[Python-ideas] Propagating StopIteration value

Oscar Benjamin oscar.j.benjamin at gmail.com
Tue Oct 9 01:24:47 CEST 2012


On 8 October 2012 00:36, Guido van Rossum <guido at python.org> wrote:
> On Sun, Oct 7, 2012 at 3:43 PM, Oscar Benjamin
> <oscar.j.benjamin at gmail.com> wrote:
>> I think what Serhiy is saying is that although pep 380 mainly
>> discusses generator functions it has effectively changed the
>> definition of what it means to be an iterator for all iterators:
>> previously an iterator was just something that yielded values but now
>> it also returns a value. Since the meaning of an iterator has changed,
>> functions that work with iterators need to be updated.
>
> I think there are different philosophical viewpoints possible on that
> issue. My own perspective is that there is no change in the definition
> of iterator -- only in the definition of generator. Note that the
> *ability* to attach a value to StopIteration is not new at all.

I guess I'm viewing it from the perspective that an ordinary iterator
is simply an iterator that happens to return None just like a function
that doesn't bother to return anything. If I understand correctly,
though, it is possible for any iterator to return a value that yield
from would propagate, so the feature (returning a value) is not
specific to generators.

>> This feature was new in Python 3.3 which was released a week ago
>
> It's been in alpha/beta/candidate for a long time, and PEP 380 was
> first discussed in 2009.
>
>> so it is not widely used but it has uses that are not anything to do with
>> coroutines.
>
> Yes, as a shortcut for "for x in <iterator>: yield x". Note that the
> for-loop ignores the value in the StopIteration -- would you want to
> change that too?

Not really. I thought about how it could be changed. Once APIs are
available that use this feature to communicate important information,
use cases will arise for using the same APIs outside of a coroutine
context. I'm not really sure how you could get the value from a for
loop. I guess it would have to be tied to the else clause in some way.

>
>> As an example of how you could use it, consider parsing a
>> file that can contains #include statements. When the #include
>> statement is encountered we need to insert the contents of the
>> included file. This is easy to do with a recursive generator.

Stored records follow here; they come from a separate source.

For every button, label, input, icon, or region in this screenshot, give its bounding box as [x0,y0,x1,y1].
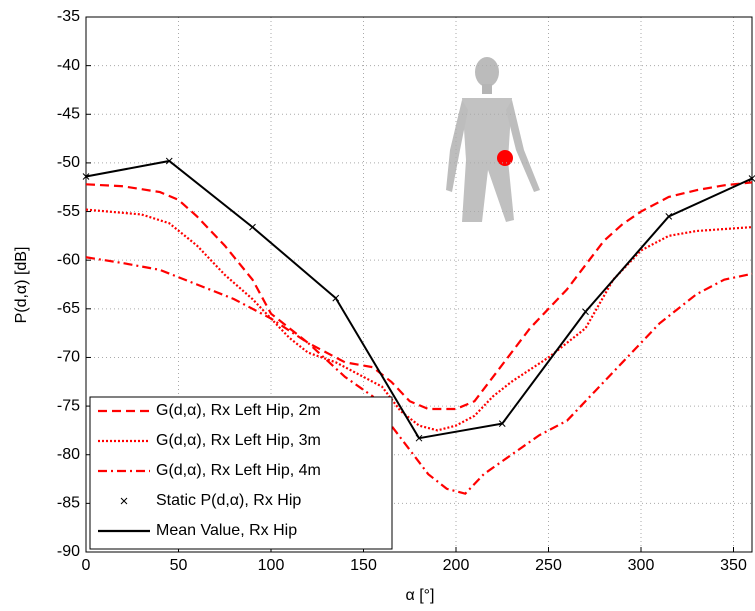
legend: G(d,α), Rx Left Hip, 2m G(d,α), Rx Left H… [89,396,393,550]
x-tick-label: 0 [82,557,91,574]
legend-label: G(d,α), Rx Left Hip, 4m [156,462,321,479]
legend-swatch [120,497,128,505]
y-tick-label: -75 [57,397,80,414]
legend-box [89,396,393,550]
y-tick-label: -85 [57,495,80,512]
y-tick-label: -60 [57,251,80,268]
y-tick-label: -80 [57,446,80,463]
y-tick-label: -70 [57,349,80,366]
y-axis-label: P(d,α) [dB] [13,247,30,324]
legend-label: Mean Value, Rx Hip [156,522,297,539]
y-tick-label: -90 [57,543,80,560]
x-tick-label: 100 [258,557,285,574]
y-tick-label: -40 [57,57,80,74]
x-tick-label: 350 [720,557,747,574]
y-tick-label: -65 [57,300,80,317]
y-tick-label: -35 [57,8,80,25]
x-tick-label: 150 [350,557,377,574]
series-line [85,256,753,495]
legend-label: Static P(d,α), Rx Hip [156,492,301,509]
legend-label: G(d,α), Rx Left Hip, 2m [156,402,321,419]
y-tick-label: -45 [57,105,80,122]
y-tick-label: -50 [57,154,80,171]
x-tick-label: 300 [628,557,655,574]
plot-frame [85,16,753,553]
y-tick-label: -55 [57,203,80,220]
series-line [85,181,753,411]
figure-illustration [446,57,540,222]
x-axis-label: α [°] [406,587,435,604]
x-tick-label: 250 [535,557,562,574]
legend-label: G(d,α), Rx Left Hip, 3m [156,432,321,449]
series-line [85,159,753,440]
x-tick-label: 50 [170,557,188,574]
x-tick-label: 200 [443,557,470,574]
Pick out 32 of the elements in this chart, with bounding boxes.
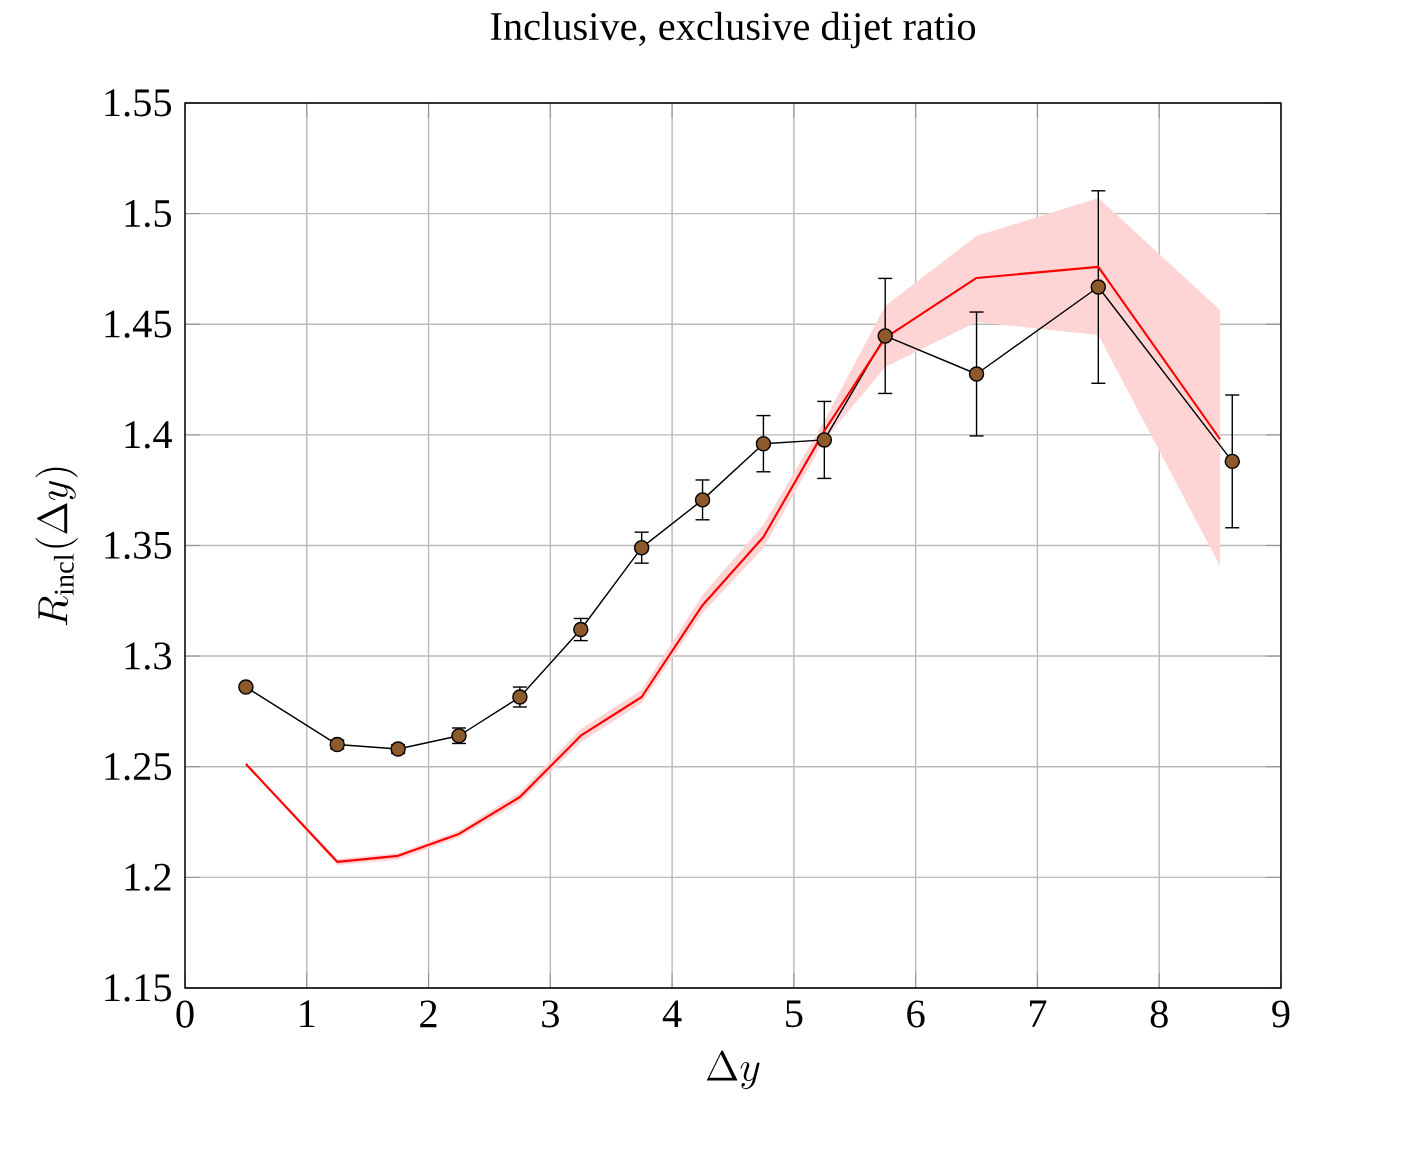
x-tick-label: 5 (786, 1000, 803, 1028)
point (816, 432, 833, 448)
x-tick-label: 8 (1150, 1000, 1168, 1028)
x-axis-title: $\Delta y$ (706, 1050, 760, 1090)
y-tick-label: 1.5 (125, 199, 172, 228)
point (633, 539, 650, 556)
y-tick-label: 1.2 (125, 863, 171, 891)
y-tick-label: 1.55 (105, 89, 172, 117)
x-tick-label: 7 (1029, 1000, 1047, 1027)
point (238, 679, 254, 695)
point (694, 492, 711, 508)
point (573, 621, 589, 638)
x-tick-label: 3 (542, 1000, 559, 1028)
chart-title: Inclusive, exclusive dijet ratio (490, 11, 976, 49)
y-tick-label: 1.35 (105, 531, 172, 560)
x-tick-label: 6 (907, 1000, 925, 1028)
y-tick-label: 1.45 (105, 310, 172, 338)
y-axis-title: $R_{\mathrm{incl}}(\Delta y)$ (35, 467, 78, 626)
x-tick-label: 1 (300, 1000, 315, 1028)
point (1090, 279, 1107, 295)
y-tick-label: 1.25 (105, 753, 172, 781)
y-tick-label: 1.4 (125, 421, 172, 449)
y-tick-label: 1.15 (105, 974, 172, 1002)
point (968, 366, 985, 382)
x-tick-label: 0 (176, 1000, 194, 1028)
x-tick-label: 9 (1272, 1000, 1290, 1028)
y-tick-label: 1.3 (125, 642, 172, 670)
point (755, 435, 772, 452)
x-tick-label: 2 (420, 1000, 437, 1028)
point (1224, 453, 1241, 470)
x-tick-label: 4 (662, 1000, 682, 1027)
point (877, 328, 893, 344)
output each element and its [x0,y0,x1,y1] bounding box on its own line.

The
>> example uses the return value of the generator to keep track of which
>> line is being parsed in relation to the flattened output file:
>>
>> def parse(filename, output_lineno=0):
>>     with open(filename) as fin:
>>         for input_lineno, line in enumerate(fin):
>>             if line.startswith('#include '):
>>                 subfilename = line.split()[1]
>>                 output_lineno = yield from parse(subfilename, output_lineno)
>>             else:
>>                 try:
>>                     yield parse_line(line)
>>                 except ParseLineError:
>>                     raise ParseError(filename, input_lineno, output_lineno)
>>                 output_lineno += 1
>>     return output_lineno
>
> Hm. This example looks constructed to prove your point... It would be
> easier to count the output lines in the caller. Or you could use a
> class to hold that state. I think it's just a bad habit to start using
> the return value for this purpose. Please use the same approach as you
> would before 3.3, using "yield from" just as the shortcut I mentione
> above.

I'll admit that the example is contrived but it's to think about how
to use the new feature rather than to prove a point (Otherwise I would
have contrived a reason for wanting to use filter()). I just wanted to
demonstrate that people can (and will) use this outside of a coroutine
context.

Also I envisage something like this being a common use case. The
'yield from' expression can only provide information to its immediate
caller by returning a value attached to StopIteration or be raising a
different type of exception. There will be many cases where people
want to get some information about what was yielded/done by 'yield
from' at the point where it is used.